Quantcast

California cracks down on rehab clinics after CNN/CIR investigation

Yearlong investigation finds cheating and deception

CNN News Wire | 8/1/2013, midnight
A yearlong investigation by CNN and The Center for Investigative Reporting found widespread cheating and deception in California’s taxpayer-funded drug ...

A yearlong investigation by CNN and The Center for Investigative Reporting found widespread cheating and deception in California’s taxpayer-funded drug rehab program for the poor. The problem is exacerbated by weak oversight of Drug Medi-Cal, part of the nation’s largest Medicaid program.

State officials allowed a man convicted of organized crime to run a clinic despite a state law barring felons from doing so. The state approved another clinic operator even though he officially was blacklisted from billing Medicaid. And time and again, clinics accused of fraud and cited for serious violations have nonetheless managed to draw increasing amounts of government money.

Yet answers for the failures have been hard to come by. Clinic operators facing fraud allegations refused to answer detailed questions. So did top state health officials.

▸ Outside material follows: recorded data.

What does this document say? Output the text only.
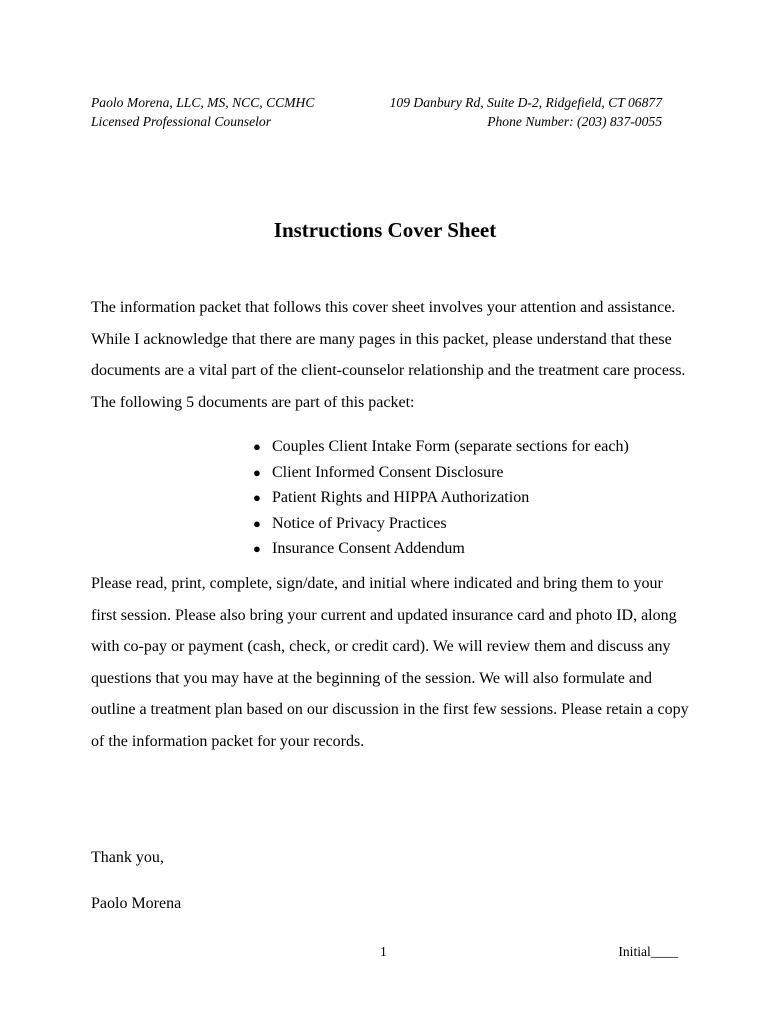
Paolo Morena, LLC, MS, NCC, CCMHC
Licensed Professional Counselor
109 Danbury Rd, Suite D-2, Ridgefield, CT 06877
Phone Number: (203) 837-0055
Instructions Cover Sheet

The information packet that follows this cover sheet involves your attention and assistance. While I acknowledge that there are many pages in this packet, please understand that these documents are a vital part of the client-counselor relationship and the treatment care process. The following 5 documents are part of this packet:

● Couples Client Intake Form (separate sections for each)
● Client Informed Consent Disclosure
● Patient Rights and HIPPA Authorization
● Notice of Privacy Practices
● Insurance Consent Addendum

Please read, print, complete, sign/date, and initial where indicated and bring them to your first session. Please also bring your current and updated insurance card and photo ID, along with co-pay or payment (cash, check, or credit card). We will review them and discuss any questions that you may have at the beginning of the session. We will also formulate and outline a treatment plan based on our discussion in the first few sessions. Please retain a copy of the information packet for your records.

Thank you,

Paolo Morena

1	Initial____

CNN and CIR spent weeks seeking a sit-down interview with authorities overseeing the Drug Medi-Cal program but were turned down.

Federal Medicaid authorities rely on the Department of Health Care Services to combat fraud in the health insurance program for the poor, which uses state and federal funds. Toby Douglas, the agency’s director, declined an interview.

His boss, Diana Dooley, secretary of the Health and Human Services Agency, also declined interview requests.

Approached outside a public meeting at a state office building, Dooley said accusations of fraud are taken seriously.

“All allegations are given full and fair consideration, and you caught me running because I am late for a meeting,” she said.

“We have a budget that we are just completing, and we have many priorities on our time,” she added. “Information has been provided, answers have been provided.”

Dooley abruptly ended the brief exchange, asking the guards to call security.

A month later, the Department of Health Care Services announced a crackdown, suspending 16 clinics suspected of violating laws.

“We are going to be fanning out statewide,” Karen Johnson, the department’s chief deputy director, said in an interview. “We are not going to stop just with those 16 clinics. We are going to review all of the Drug Medi-Cal providers in the state of California.” Officials would not identify the targeted clinics, saying the information would compromise the investigation.

On Tuesday, Norman Williams, spokesman for the Department of Health Care Services said the state has now suspended 29 clinics in all, and expects to refer even more to prosecutors. Williams said he could not immediately determine whether the 29 included satellite sites of clinics.

Johnson vowed to tighten state oversight but disputed the notion that it has been lacking until now.

“I would say that’s not a fair characterization,” she said.

A California lawmaker said the department’s recent actions were a good start, but he advocated for the state auditor to conduct an independent review of the rehab program.

“I want to know how this happened for so long, how pervasive is the fraud, and more importantly what can we do to change laws or regulations so the fraud doesn’t occur in the future,” state Sen. Ted Lieu, who represents parts of Los Angeles County, told CNN.